Note to translators: don’t take out the culture-specific references, you’ll drain the soul out of the book. I think the latest translation of Gum Yong/Condor Heroes learnt the lesson as the translator talked about keeping in the martial arts/historical detail, but I haven’t read it so can’t confirm…
Okay, I might try and read 3 Body Problem in Chinese when my reading level improves. I picked it up in the bookshop and made it through the first page…it wasn’t as dense as I feared, but there are still a lot of science-related words and idioms that I don’t know, so it’d be more of a chore than a pleasure to read it at the moment. Is the original version better? I have a language exchange from Guangdong who said it was a good book, written more for Chinese people, not Westerners…though he did also say that the characters were a bit bland…
The section towards the end where we set up camp with the aliens was interesting as it turns out they’re sociopaths. Also, due to the fact that we went through their history [figuratively] with Wang, we get a good sense as to how they got that way. It’s spectacularly Darwinian, on a macro and micro level, as there doesn’t seem to be such a thing as individualism in their society. Or the one alien who acts like an individual, the one who warns the human traitor not to respond to their message, is quickly punished by the emperor/dictator.
Basically, they’ve died so many times and come so close to extinction that all they think about is how to preserve their civilization as an entity, not how to evolve it socially and politically. I’m getting some vague feeling of pointed critique from Liu here, though I have no idea which country he could possibly be thinking of…

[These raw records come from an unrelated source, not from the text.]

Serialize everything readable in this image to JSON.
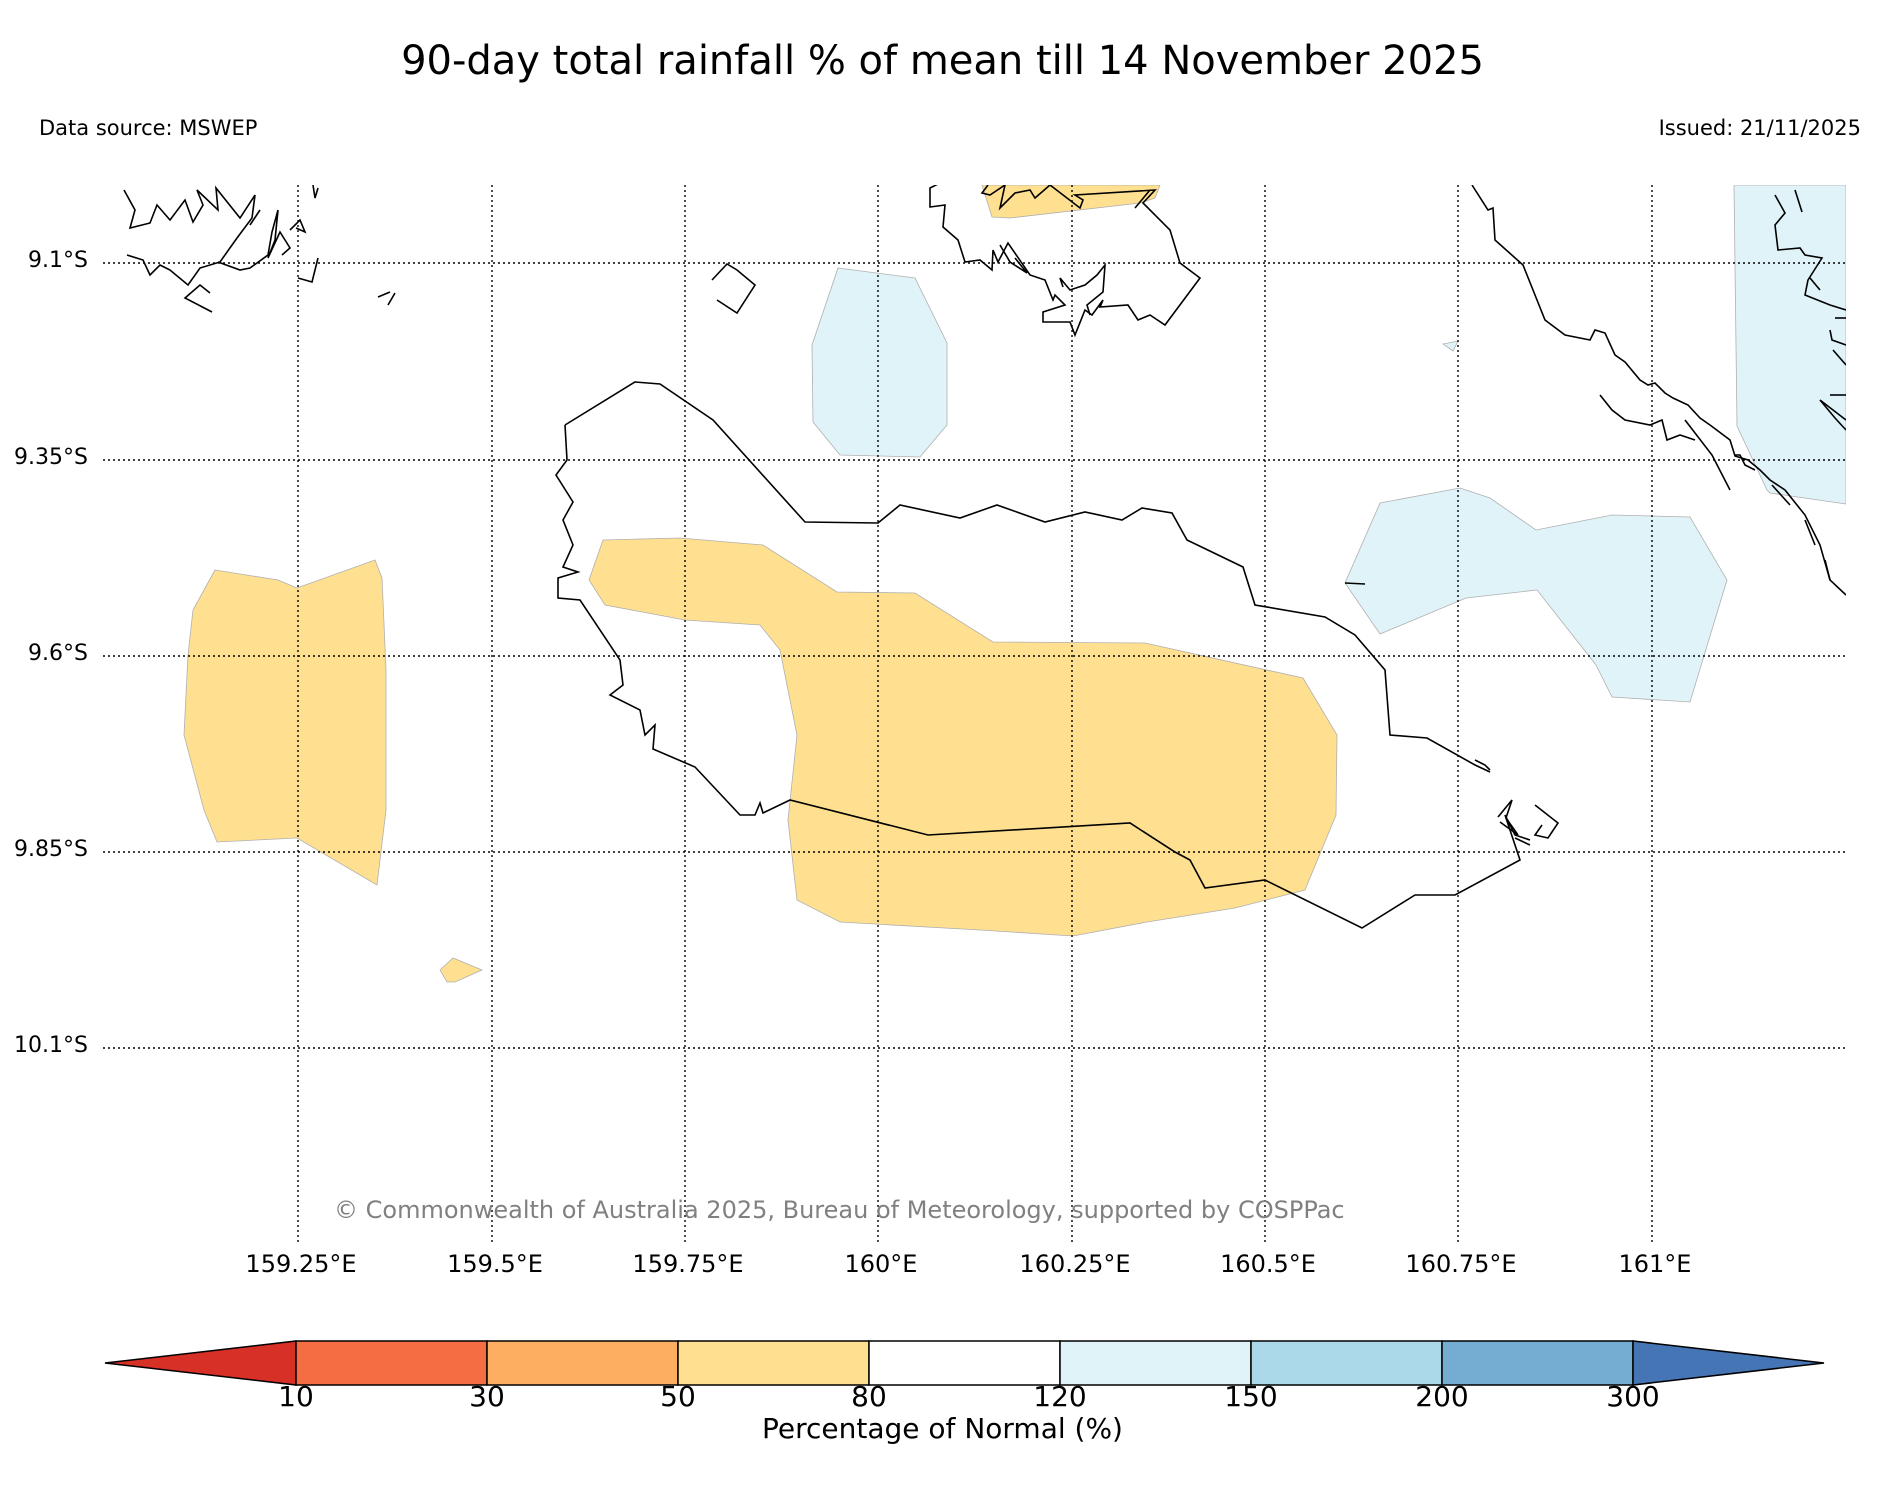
{
  "title": "90-day total rainfall % of mean till 14 November 2025",
  "data_source": "Data source: MSWEP",
  "issued": "Issued: 21/11/2025",
  "copyright": "© Commonwealth of Australia 2025, Bureau of Meteorology, supported by COSPPac",
  "latitude_labels": [
    "9.1°S",
    "9.35°S",
    "9.6°S",
    "9.85°S",
    "10.1°S"
  ],
  "longitude_labels": [
    "159.25°E",
    "159.5°E",
    "159.75°E",
    "160°E",
    "160.25°E",
    "160.5°E",
    "160.75°E",
    "161°E"
  ],
  "colorbar": {
    "label": "Percentage of Normal (%)",
    "ticks": [
      "10",
      "30",
      "50",
      "80",
      "120",
      "150",
      "200",
      "300"
    ],
    "colors": [
      "#d73027",
      "#f46d43",
      "#fdae61",
      "#fee090",
      "#ffffff",
      "#e0f3f8",
      "#abd9e9",
      "#74add1",
      "#4575b4"
    ]
  },
  "legend_colors": {
    "dry_50_80": "#fee090",
    "wet_120_150": "#e0f3f8",
    "coast": "#000000"
  }
}
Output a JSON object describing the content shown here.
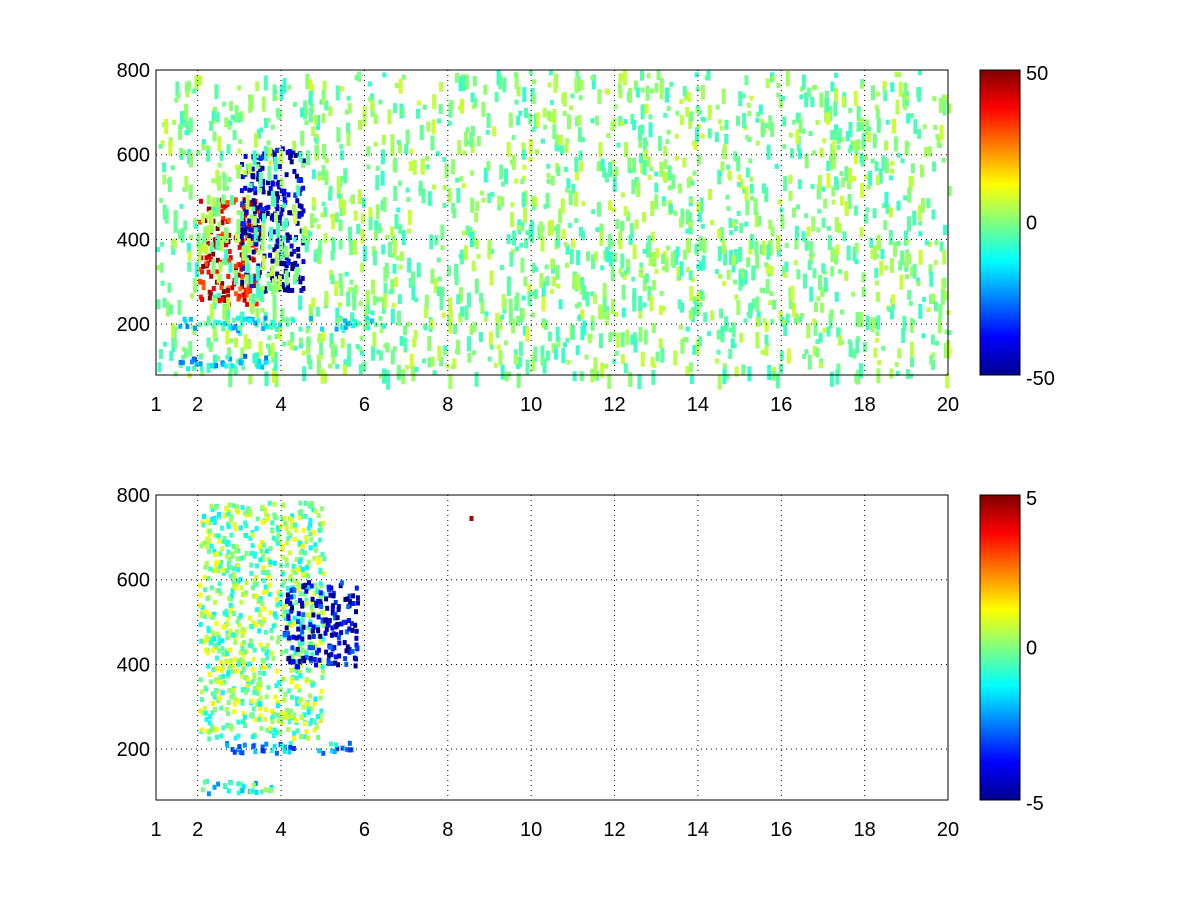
{
  "chart_data": [
    {
      "type": "heatmap",
      "title": "",
      "xlabel": "",
      "ylabel": "",
      "xlim": [
        1,
        20
      ],
      "ylim": [
        80,
        800
      ],
      "xticks": [
        "1",
        "2",
        "4",
        "6",
        "8",
        "10",
        "12",
        "14",
        "16",
        "18",
        "20"
      ],
      "yticks": [
        "200",
        "400",
        "600",
        "800"
      ],
      "grid": true,
      "colormap": "jet",
      "colorbar": {
        "min": -50,
        "max": 50,
        "ticks": [
          "-50",
          "0",
          "50"
        ]
      },
      "features": [
        {
          "description": "strong positive band along curved ridge",
          "x_range": [
            2.0,
            3.5
          ],
          "y_range": [
            250,
            500
          ],
          "value": 40
        },
        {
          "description": "strong negative band right of ridge",
          "x_range": [
            3.0,
            4.5
          ],
          "y_range": [
            280,
            620
          ],
          "value": -45
        },
        {
          "description": "near-zero speckle across all frequencies",
          "x_range": [
            1,
            20
          ],
          "y_range": [
            80,
            800
          ],
          "value": 0
        },
        {
          "description": "weak negative horizontal band",
          "x_range": [
            1.5,
            6.5
          ],
          "y_range": [
            190,
            220
          ],
          "value": -10
        },
        {
          "description": "weak negative horizontal band",
          "x_range": [
            1.5,
            4.0
          ],
          "y_range": [
            100,
            130
          ],
          "value": -15
        }
      ]
    },
    {
      "type": "heatmap",
      "title": "",
      "xlabel": "",
      "ylabel": "",
      "xlim": [
        1,
        20
      ],
      "ylim": [
        80,
        800
      ],
      "xticks": [
        "1",
        "2",
        "4",
        "6",
        "8",
        "10",
        "12",
        "14",
        "16",
        "18",
        "20"
      ],
      "yticks": [
        "200",
        "400",
        "600",
        "800"
      ],
      "grid": true,
      "colormap": "jet",
      "colorbar": {
        "min": -5,
        "max": 5,
        "ticks": [
          "-5",
          "0",
          "5"
        ]
      },
      "features": [
        {
          "description": "mixed speckle cluster",
          "x_range": [
            2.0,
            5.0
          ],
          "y_range": [
            230,
            790
          ],
          "value": 0
        },
        {
          "description": "negative edge of cluster",
          "x_range": [
            4.0,
            5.8
          ],
          "y_range": [
            400,
            600
          ],
          "value": -4
        },
        {
          "description": "weak negative horizontal band",
          "x_range": [
            2.5,
            5.8
          ],
          "y_range": [
            195,
            220
          ],
          "value": -2
        },
        {
          "description": "weak horizontal band",
          "x_range": [
            1.8,
            3.8
          ],
          "y_range": [
            100,
            130
          ],
          "value": -1
        },
        {
          "description": "isolated high values",
          "x_range": [
            8.5,
            8.6
          ],
          "y_range": [
            740,
            760
          ],
          "value": 4
        }
      ]
    }
  ]
}
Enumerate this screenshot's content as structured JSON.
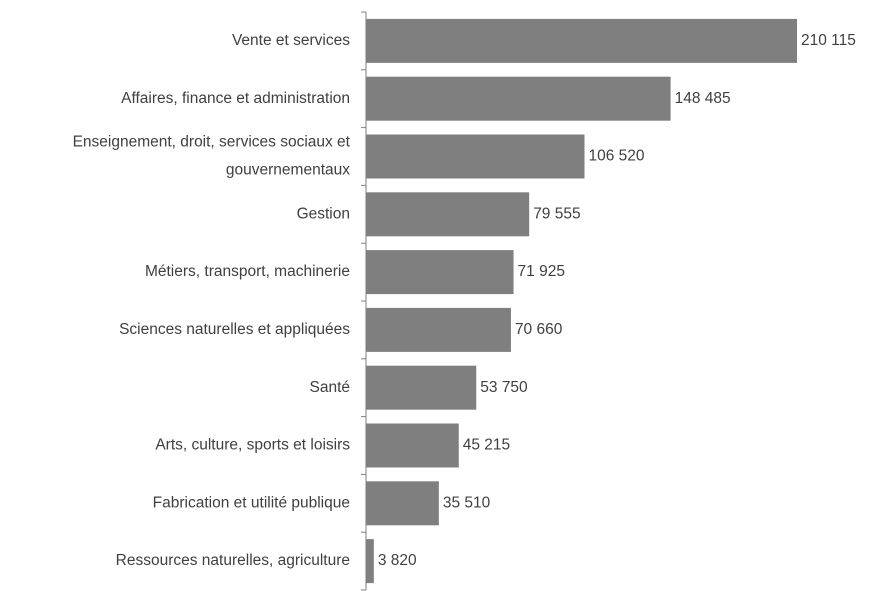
{
  "chart_data": {
    "type": "bar",
    "orientation": "horizontal",
    "categories": [
      "Vente et services",
      "Affaires, finance et administration",
      "Enseignement, droit, services sociaux et\ngouvernementaux",
      "Gestion",
      "Métiers, transport, machinerie",
      "Sciences naturelles et appliquées",
      "Santé",
      "Arts, culture, sports et loisirs",
      "Fabrication et utilité publique",
      "Ressources naturelles, agriculture"
    ],
    "values": [
      210115,
      148485,
      106520,
      79555,
      71925,
      70660,
      53750,
      45215,
      35510,
      3820
    ],
    "value_labels": [
      "210 115",
      "148 485",
      "106 520",
      "79 555",
      "71 925",
      "70 660",
      "53 750",
      "45 215",
      "35 510",
      "3 820"
    ],
    "color": "#7f7f7f"
  }
}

The more I think about it, the cleverer it seems to be…they say nothing’s an accident in writing, but they also say a book can mean a million things, most of them invented…the Alpha Centauri aliens are so different, their history and environment so distinct from ours that maybe it’s not a comparison…or it’s a shaded comparison…
Hang on, the aliens are spying on human scientific developments…and are planning to take over our planet…with a dictatorship at the helm, a social system that demands sacrifice to the race as a whole…
It’s amazing this ever got published…in any country, ha!
Note: Most countries are dictatorships, some more subtle than others. Terry Nation said that. Then emigrated to Eris.